The papers both deal with methods for using AI to model style in end-to-end text to speech (TTS) systems and prosody matching—the rhythm, sound, stress and intonation of prose. That’s how this audio not only sounds like Peterson’s voice, but matches his cadence of his speech, as in his real speaking style.
“The model is given thousands of short audio clips and their transcripts of a speaker, and through hours of computation can learn how to synthesize speech in the style of that speaker,” Miles told me in a Reddit message. “This is how any [machine learning] project works (lots of data is provided and a model will learn how to analyze new instances of that data or generate more of it).”
It’s also similar to how deepfakes—AI-generated fake videos—are created, in that one of these fake audio clips requires a ton of clear, good-quality audio samples from the source.
Peterson talks a lot, usually into earbud microphones vlog-style, or on stages, or lecturing classes. In his YouTube videos, he’s almost always in a quiet room, and goes for minutes or hours at a time, generally uninterrupted while he monologues or interviews other people. That makes him an ideal candidate for building a machine learning dataset.
Miles told me that while their background is more in business analytics than programming, they’ve been studying machine learning (and TTS technology, especially) for several months.
This sounds a lot like what the creator of “deepfakes” told me in 2017: that he’s not a professional machine learning researcher, just someone with an interest in learning more about AI techniques. Both of these instances show that this technology is becoming more and more easily accessible as at-home machine learning hobbyists tinker with open-source code.
“I got interested in this field after coming across a project from Facebook researchers called VoiceLoop where they had imitated Trump and Zuckerberg’s voices with some success and was intrigued by the idea of being able to do that,” Miles said.

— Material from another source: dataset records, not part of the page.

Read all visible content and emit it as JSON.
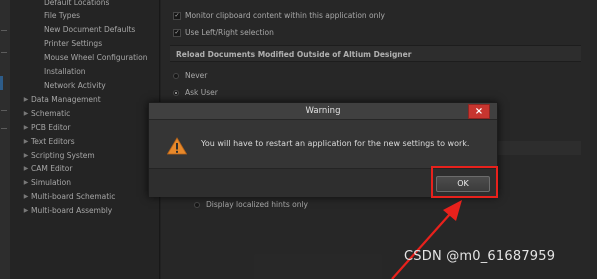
{
  "tree": {
    "sub_items": [
      "Default Locations",
      "File Types",
      "New Document Defaults",
      "Printer Settings",
      "Mouse Wheel Configuration",
      "Installation",
      "Network Activity"
    ],
    "top_items": [
      "Data Management",
      "Schematic",
      "PCB Editor",
      "Text Editors",
      "Scripting System",
      "CAM Editor",
      "Simulation",
      "Multi-board Schematic",
      "Multi-board Assembly"
    ]
  },
  "settings": {
    "clipboard_label": "Monitor clipboard content within this application only",
    "clipboard_checked": true,
    "leftright_label": "Use Left/Right selection",
    "leftright_checked": true,
    "reload_header": "Reload Documents Modified Outside of Altium Designer",
    "radio_never": "Never",
    "radio_ask_user": "Ask User",
    "selected_radio": "Ask User",
    "hints_label": "Display localized hints only",
    "hints_checked": false
  },
  "dialog": {
    "title": "Warning",
    "close_glyph": "×",
    "icon": "warning-triangle-icon",
    "message": "You will have to restart an application for the new settings to work.",
    "ok_label": "OK"
  },
  "annotation": {
    "highlight_color": "#e8211c"
  },
  "watermark": "CSDN @m0_61687959"
}
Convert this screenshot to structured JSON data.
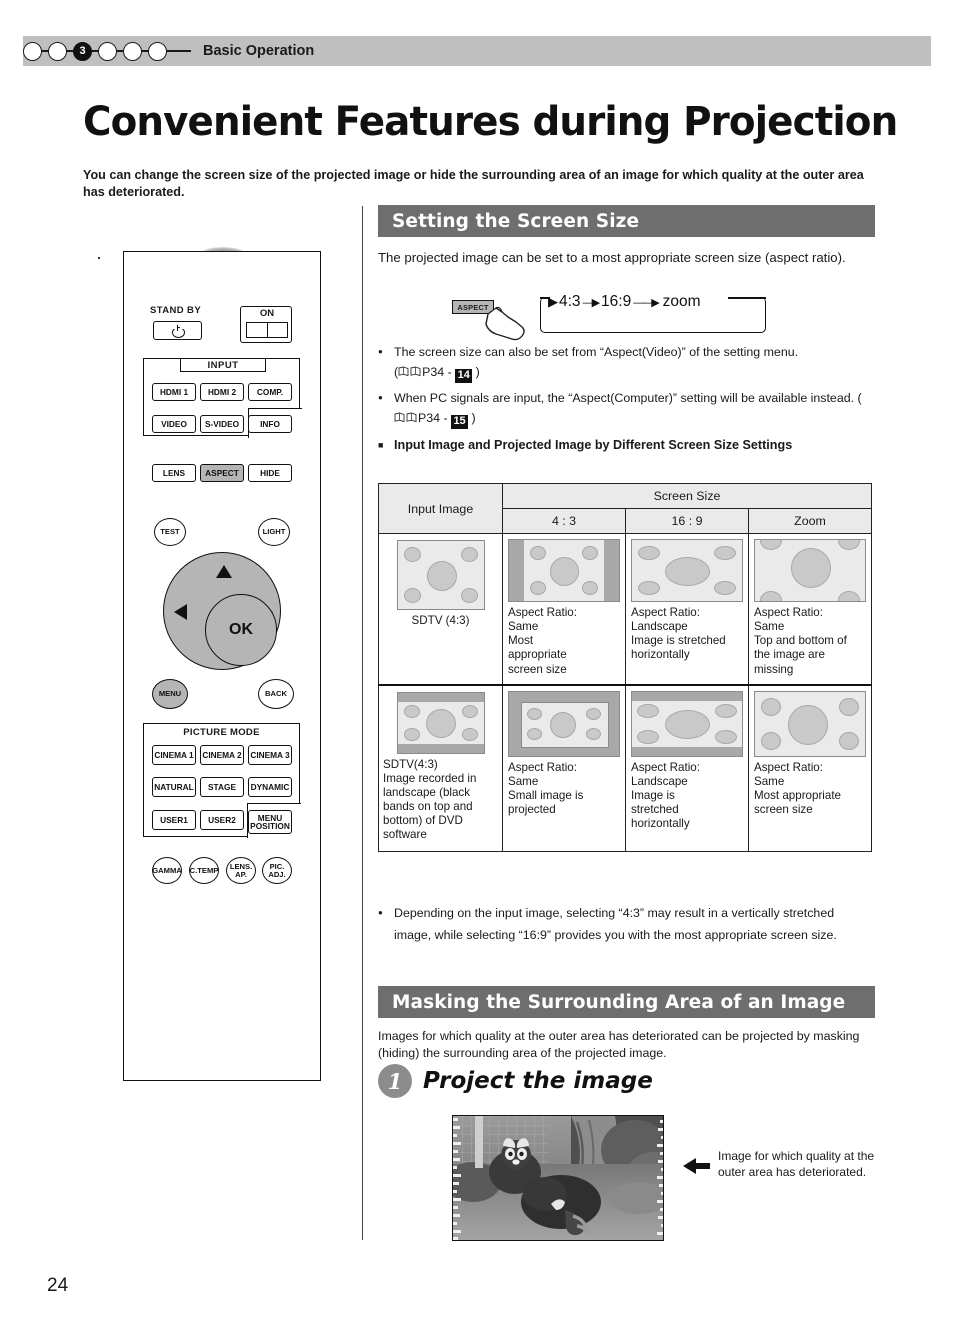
{
  "header": {
    "chapter_number": "3",
    "chapter_title": "Basic Operation",
    "total_dots": 6,
    "active_index": 2
  },
  "page_title": "Convenient Features during Projection",
  "intro": "You can change the screen size of the projected image or hide the surrounding area of an image for which quality at the outer area has deteriorated.",
  "remote": {
    "standby_label": "STAND BY",
    "on_label": "ON",
    "input_label": "INPUT",
    "input_buttons": [
      "HDMI 1",
      "HDMI 2",
      "COMP.",
      "VIDEO",
      "S-VIDEO",
      "INFO"
    ],
    "lens_row": [
      "LENS",
      "ASPECT",
      "HIDE"
    ],
    "highlighted_lens_row": "ASPECT",
    "test_label": "TEST",
    "light_label": "LIGHT",
    "ok_label": "OK",
    "menu_label": "MENU",
    "back_label": "BACK",
    "picture_mode_label": "PICTURE MODE",
    "picture_mode_buttons": [
      "CINEMA 1",
      "CINEMA 2",
      "CINEMA 3",
      "NATURAL",
      "STAGE",
      "DYNAMIC",
      "USER1",
      "USER2",
      "MENU POSITION"
    ],
    "bottom_circles": [
      "GAMMA",
      "C.TEMP",
      "LENS. AP.",
      "PIC. ADJ."
    ]
  },
  "section1": {
    "heading": "Setting the Screen Size",
    "body": "The projected image can be set to a most appropriate screen size (aspect ratio).",
    "aspect_chip": "ASPECT",
    "flow": [
      "4:3",
      "16:9",
      "zoom"
    ],
    "bullets": [
      {
        "text_before": "The screen size can also be set from “Aspect(Video)” of the setting menu.",
        "ref_prefix": "(",
        "ref_page": "P34 - ",
        "ref_badge": "14",
        "ref_suffix": " )"
      },
      {
        "text_before": "When PC signals are input, the “Aspect(Computer)” setting will be available instead. (",
        "ref_page": "P34 - ",
        "ref_badge": "15",
        "ref_suffix": " )"
      }
    ],
    "subheading": "Input Image and Projected Image by Different Screen Size Settings",
    "table": {
      "col_input": "Input Image",
      "col_group": "Screen Size",
      "cols": [
        "4 : 3",
        "16 : 9",
        "Zoom"
      ],
      "rows": [
        {
          "input_caption": "SDTV (4:3)",
          "cells": [
            "Aspect Ratio:\nSame\nMost\nappropriate\nscreen size",
            "Aspect Ratio:\nLandscape\nImage is stretched\nhorizontally",
            "Aspect Ratio:\nSame\nTop and bottom of\nthe image are\nmissing"
          ]
        },
        {
          "input_caption": "SDTV(4:3)\nImage recorded in\nlandscape (black\nbands on top and\nbottom) of DVD\nsoftware",
          "cells": [
            "Aspect Ratio:\nSame\nSmall image is\nprojected",
            "Aspect Ratio:\nLandscape\nImage is\nstretched\nhorizontally",
            "Aspect Ratio:\nSame\nMost appropriate\nscreen size"
          ]
        }
      ]
    },
    "footnote": "Depending on the input image, selecting “4:3” may result in a vertically stretched image, while selecting “16:9” provides you with the most appropriate screen size."
  },
  "section2": {
    "heading": "Masking the Surrounding Area of an Image",
    "body": "Images for which quality at the outer area has deteriorated can be projected by masking (hiding) the surrounding area of the projected image.",
    "step_number": "1",
    "step_title": "Project the image",
    "photo_caption": "Image for which quality at the outer area has deteriorated."
  },
  "page_number": "24",
  "colors": {
    "chapter_bar": "#bfbfbf",
    "section_heading": "#6e6e6e",
    "highlight_button": "#b5b5b5",
    "table_header": "#eaeaea",
    "screen_fill": "#eaeaea",
    "bar_fill": "#a8a8a8",
    "bubble_fill": "#c9c9c9",
    "badge": "#111111",
    "step_circle": "#8c8c8c"
  }
}
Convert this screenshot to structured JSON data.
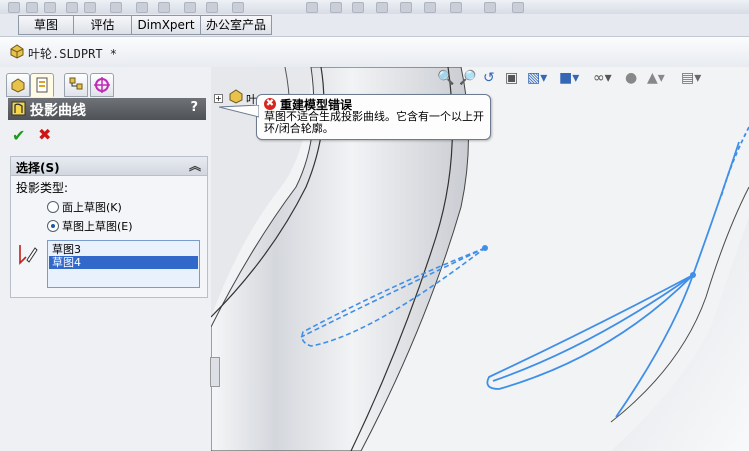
{
  "command_tabs": [
    "草图",
    "评估",
    "DimXpert",
    "办公室产品"
  ],
  "document": {
    "title": "叶轮.SLDPRT *"
  },
  "panel_tabs": [
    "feature-manager-icon",
    "property-manager-icon",
    "configuration-manager-icon",
    "dim-xpert-manager-icon"
  ],
  "feature": {
    "title": "投影曲线",
    "help": "?",
    "ok_icon": "✔",
    "cancel_icon": "✖"
  },
  "selection": {
    "header": "选择(S)",
    "collapse_icon": "︽",
    "projection_type_label": "投影类型:",
    "options": [
      {
        "label": "面上草图(K)",
        "selected": false
      },
      {
        "label": "草图上草图(E)",
        "selected": true
      }
    ],
    "list": [
      {
        "label": "草图3",
        "selected": false
      },
      {
        "label": "草图4",
        "selected": true
      }
    ]
  },
  "tree": {
    "root_label": "叶"
  },
  "error": {
    "title": "重建模型错误",
    "message": "草图不适合生成投影曲线。它含有一个以上开环/闭合轮廓。"
  },
  "view_toolbar": [
    "zoom-to-fit-icon",
    "zoom-area-icon",
    "previous-view-icon",
    "section-view-icon",
    "view-orientation-icon",
    "display-style-icon",
    "hide-show-icon",
    "edit-appearance-icon",
    "apply-scene-icon",
    "view-settings-icon"
  ],
  "colors": {
    "sketch_blue": "#3f8fe8",
    "header_grey": "#5c5f63",
    "error_red": "#d8261e"
  }
}
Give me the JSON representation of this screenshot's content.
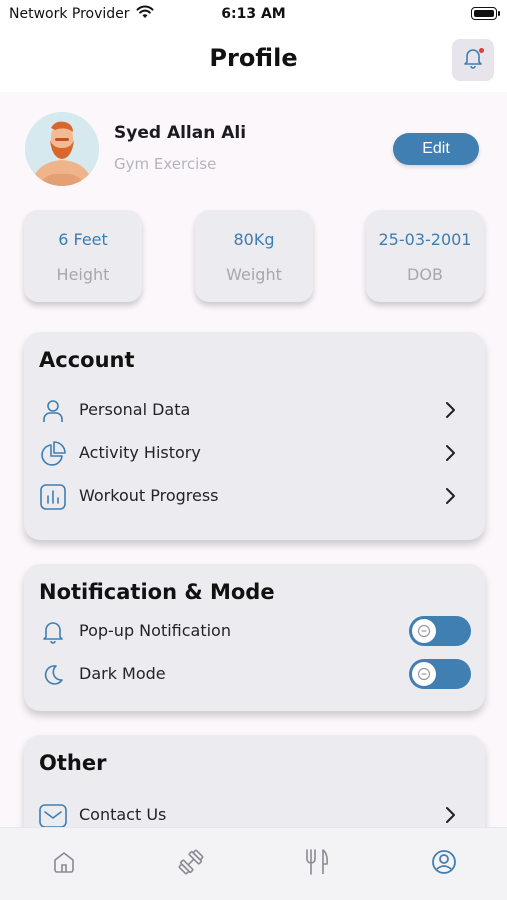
{
  "status_bar": {
    "provider": "Network Provider",
    "time": "6:13 AM"
  },
  "header": {
    "title": "Profile",
    "bell_icon": "bell-icon"
  },
  "profile": {
    "name": "Syed Allan Ali",
    "role": "Gym Exercise",
    "edit_label": "Edit"
  },
  "stats": [
    {
      "value": "6 Feet",
      "label": "Height"
    },
    {
      "value": "80Kg",
      "label": "Weight"
    },
    {
      "value": "25-03-2001",
      "label": "DOB"
    }
  ],
  "account": {
    "heading": "Account",
    "items": [
      {
        "label": "Personal Data",
        "icon": "user-icon"
      },
      {
        "label": "Activity History",
        "icon": "pie-chart-icon"
      },
      {
        "label": "Workout Progress",
        "icon": "bar-chart-icon"
      }
    ]
  },
  "notification": {
    "heading": "Notification & Mode",
    "items": [
      {
        "label": "Pop-up Notification",
        "icon": "bell-icon"
      },
      {
        "label": "Dark Mode",
        "icon": "moon-icon"
      }
    ]
  },
  "other": {
    "heading": "Other",
    "items": [
      {
        "label": "Contact Us",
        "icon": "mail-icon"
      }
    ]
  },
  "tabbar": {
    "tabs": [
      "home-icon",
      "dumbbell-icon",
      "fork-knife-icon",
      "profile-icon"
    ],
    "active": "profile-icon"
  },
  "colors": {
    "accent": "#3f7fb2",
    "card": "#ecebf0",
    "muted": "#a7a7ae"
  }
}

VoiceLoop is a neural TTS method developed by Facebook Research in 2018, that’s able to transform TTS using sampled voices. The code is available online for anyone to use, to make their own voices from scratch.
Miles isn’t the first amateur AI whisperer to try this at home: Others have created their own voice models using programs like Lyrebird and Modulate.ai. And to make fake voice detection easier, Google released a library of synthetic voices last year, spoken by its deep learning-driven TTS models.
When technology arises that so closely mimics elements that are innately human—our speaking styles, personalities, voices, faces, and even mannerisms—it’s tempting to feel our palms get sweaty, knees weak, and arms heavy. But don’t lose yourself: While these advancements may push us uncomfortably close to the uncanny valley, whether we fall for these fakes is a societal challenge, much more than it is a technical one.